D’autres études étudient l’impact de l’exposition à la pollution atmosphérique sur les femmes enceintes. Résultat : les scientifiques observent une restriction de la croissance du foetus, une hausse du risque de mortalité, et des troubles respiratoires chez les nouveaux-nés. Ailleurs, le documentaire met en lumière d’autres conséquences néfastes chez l’adulte. Bond du risque d’asthme, de tuberculose, d’accidents cardio-vasculaires… Des périls auxquels sont particulièrement exposés les hôtes des “villes-reines” de la pollution. À New Delhi, un cocktail mortel de pollution arrache à ses résidents 3 ans de vie, en moyenne, tandis que du côté de Pékin, où la qualité de l’air rythme le quotidien des habitants, les cancers du poumon ont bondi de 50 % en 10 ans.

Pistes cyclables, espaces verts, énergies renouvelables… L’arsenal des pouvoirs publics

Doit-on désespérer de cette tendance à l’encrassement de l’air, alors que la pollution atmosphérique est si difficile à circonscrire que le “smog” (mélange de brouillard et de pollution) chinois ne connaît pas les frontières, et traverse le Pacifique pour infecter les côtes américaines ? “Heureusement, nous avons affaire à un problème soluble, qui n’est question que de volonté politique”, veut rassurer l’un des intervenants du documentaire.

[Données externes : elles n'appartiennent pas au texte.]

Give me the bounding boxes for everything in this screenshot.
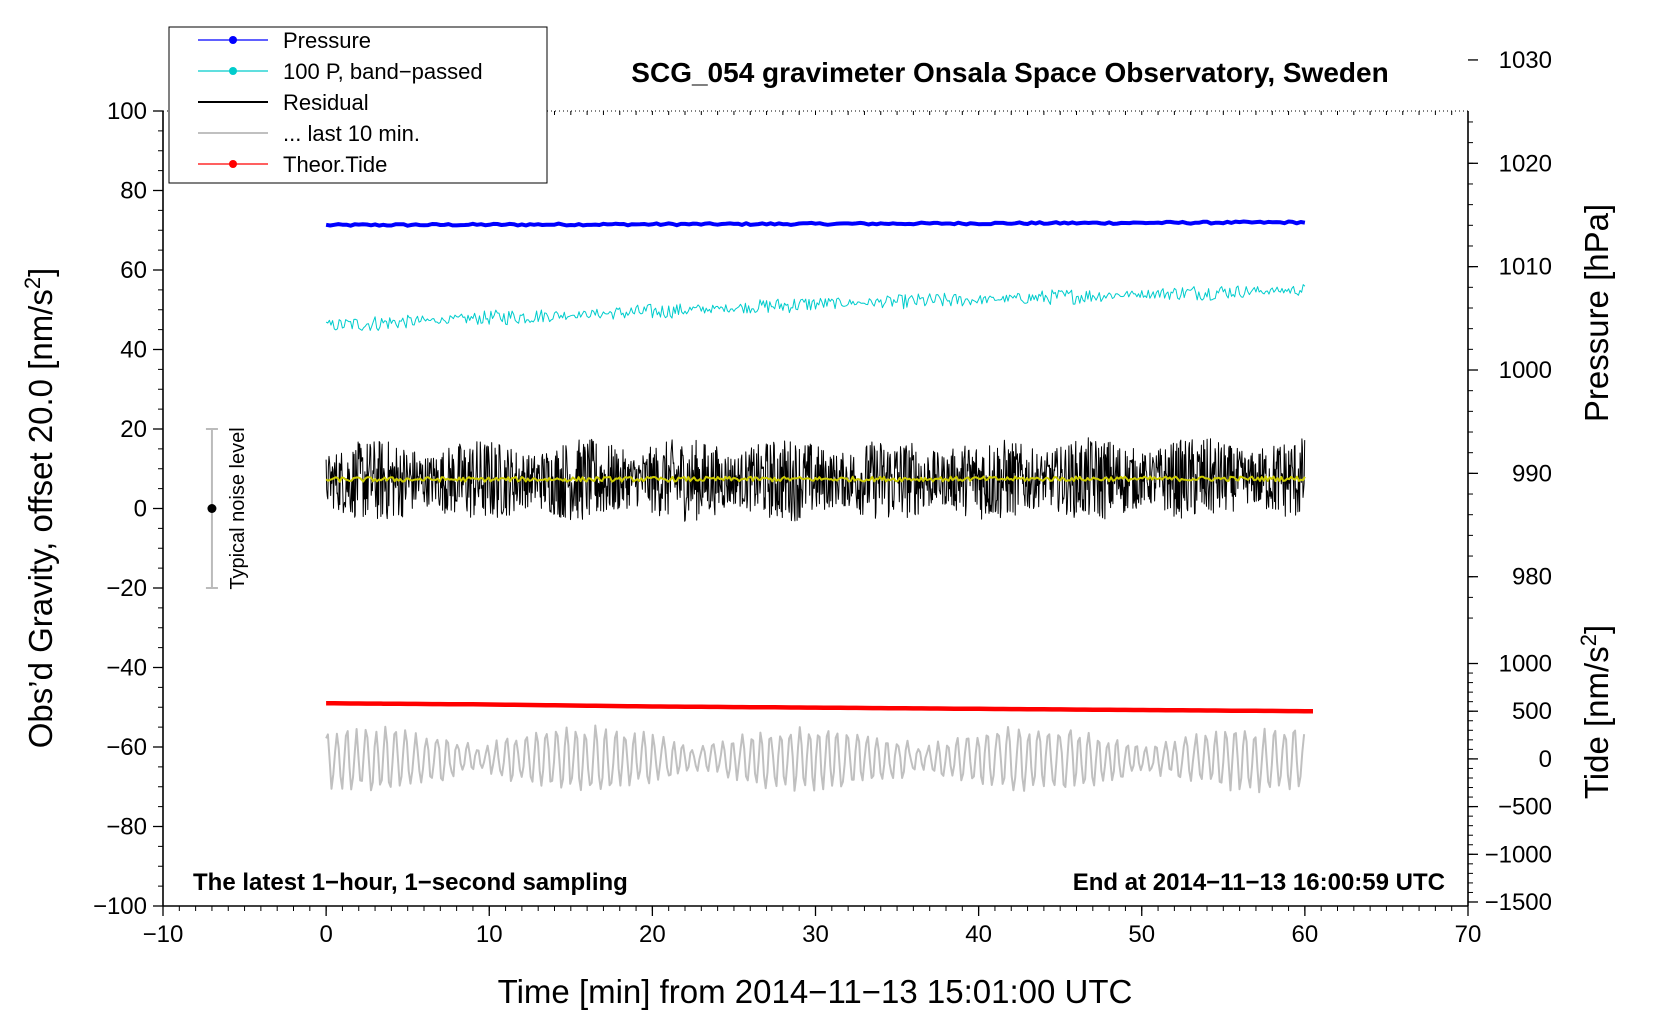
tide-tick-label: 1000 xyxy=(1499,651,1552,678)
series-smoothed-residual xyxy=(325,475,1306,483)
y-tick-label: 0 xyxy=(134,496,147,523)
tide-tick-label: 500 xyxy=(1512,698,1552,725)
x-axis-label: Time [min] from 2014−11−13 15:01:00 UTC xyxy=(498,973,1133,1010)
legend-box xyxy=(168,26,548,184)
tide-tick-label: −500 xyxy=(1498,794,1552,821)
y-axis-label-pressure: Pressure [hPa] xyxy=(1578,204,1615,422)
y-tick-label: −40 xyxy=(106,655,147,682)
y-tick-label: −60 xyxy=(106,734,147,761)
y-tick-label: −80 xyxy=(106,814,147,841)
legend-marker xyxy=(229,160,237,168)
x-tick-label: 70 xyxy=(1455,921,1482,948)
tide-tick-label: −1500 xyxy=(1485,889,1552,916)
y-tick-label: −20 xyxy=(106,575,147,602)
x-tick-label: −10 xyxy=(143,921,184,948)
series-residual xyxy=(325,437,1306,522)
pressure-tick-label: 990 xyxy=(1512,460,1552,487)
y-tick-label: −100 xyxy=(93,893,147,920)
series--last-10-min- xyxy=(325,724,1306,794)
x-tick-label: 40 xyxy=(965,921,992,948)
noise-bar-label: Typical noise level xyxy=(227,427,249,589)
chart-title: SCG_054 gravimeter Onsala Space Observat… xyxy=(631,57,1388,88)
x-tick-label: 60 xyxy=(1292,921,1319,948)
y-axis-label-left: Obs’d Gravity, offset 20.0 [nm/s2] xyxy=(20,268,59,749)
series-theor-tide xyxy=(326,701,1313,714)
series-pressure xyxy=(325,219,1306,228)
pressure-tick-label: 1030 xyxy=(1499,47,1552,74)
ticks-layer: −10 0 10 20 30 40 50 60 70−100−80−60−40−20020406… xyxy=(93,47,1552,948)
legend-label: Residual xyxy=(283,90,369,115)
pressure-tick-label: 1010 xyxy=(1499,254,1552,281)
tide-tick-label: 0 xyxy=(1539,746,1552,773)
legend-label: ... last 10 min. xyxy=(283,121,420,146)
series-100-p-band-passed xyxy=(325,284,1306,331)
annotation-end-time: End at 2014−11−13 16:00:59 UTC xyxy=(1073,869,1445,896)
x-tick-label: 30 xyxy=(802,921,829,948)
legend-label: 100 P, band−passed xyxy=(283,59,483,84)
legend-marker xyxy=(229,67,237,75)
x-tick-label: 10 xyxy=(476,921,503,948)
y-tick-label: 100 xyxy=(107,98,147,125)
y-axis-label-tide: Tide [nm/s2] xyxy=(1576,625,1615,799)
legend-label: Pressure xyxy=(283,28,371,53)
tide-tick-label: −1000 xyxy=(1485,841,1552,868)
legend-label: Theor.Tide xyxy=(283,152,387,177)
y-tick-label: 80 xyxy=(120,178,147,205)
y-tick-label: 60 xyxy=(120,257,147,284)
pressure-tick-label: 1020 xyxy=(1499,150,1552,177)
noise-layer: Typical noise level xyxy=(205,427,249,590)
y-tick-label: 40 xyxy=(120,337,147,364)
noise-bar-point xyxy=(207,504,217,513)
x-tick-label: 20 xyxy=(639,921,666,948)
legend: Pressure 100 P, band−passed Residual ... la… xyxy=(168,26,548,184)
y-tick-label: 20 xyxy=(120,416,147,443)
legend-marker xyxy=(229,36,237,44)
series-layer xyxy=(325,219,1313,794)
x-tick-label: 0 xyxy=(319,921,332,948)
pressure-tick-label: 1000 xyxy=(1499,357,1552,384)
annotation-sampling: The latest 1−hour, 1−second sampling xyxy=(193,869,628,896)
x-tick-label: 50 xyxy=(1128,921,1155,948)
pressure-tick-label: 980 xyxy=(1512,564,1552,591)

Et au jeu du bon élève “green“, certaines villes entendent montrer la voie. Il y a par exemple Mexico, qui a multiplié les mesures : délocaliser les usines en dehors de la ville, interdire un jour de circulation motorisé par semaine, ou encore contraindre les automobilistes à des contrôles techniques pouvant conduire à des amendes, en cas de taux d’émissions polluantes trop élevées. Plus proche de chez nous, Berlin s’est hissée au rang de “capitale verte de l’Europe” grâce à son réseau de pistes cyclables, son réseau de transport public et ses investissements dans les énergies renouvelables. Des mesures qui s’inscrivent dans un combat de longue haleine contre “l’airpocalypse”, fait de pas en avant – et de rétropédalages.

Alors même que sa capitale fait figure de modèle en matière de propreté atmosphérique, l’Allemagne – aux positions anti-nucléaires – avait choqué l’opinion en autorisant, en 2022, la réactivation de 15 centrales à charbon. L’objectif ? Juguler la flambée du prix du gaz, entraîné par l’interruption des exportations russes, sur fond de guerre en Ukraine. De quoi mettre en péril le plan de sortie du charbon fixé à 2030 par le pays. Et pousser notre globe, un peu plus encore, aux portes de l’asphyxie.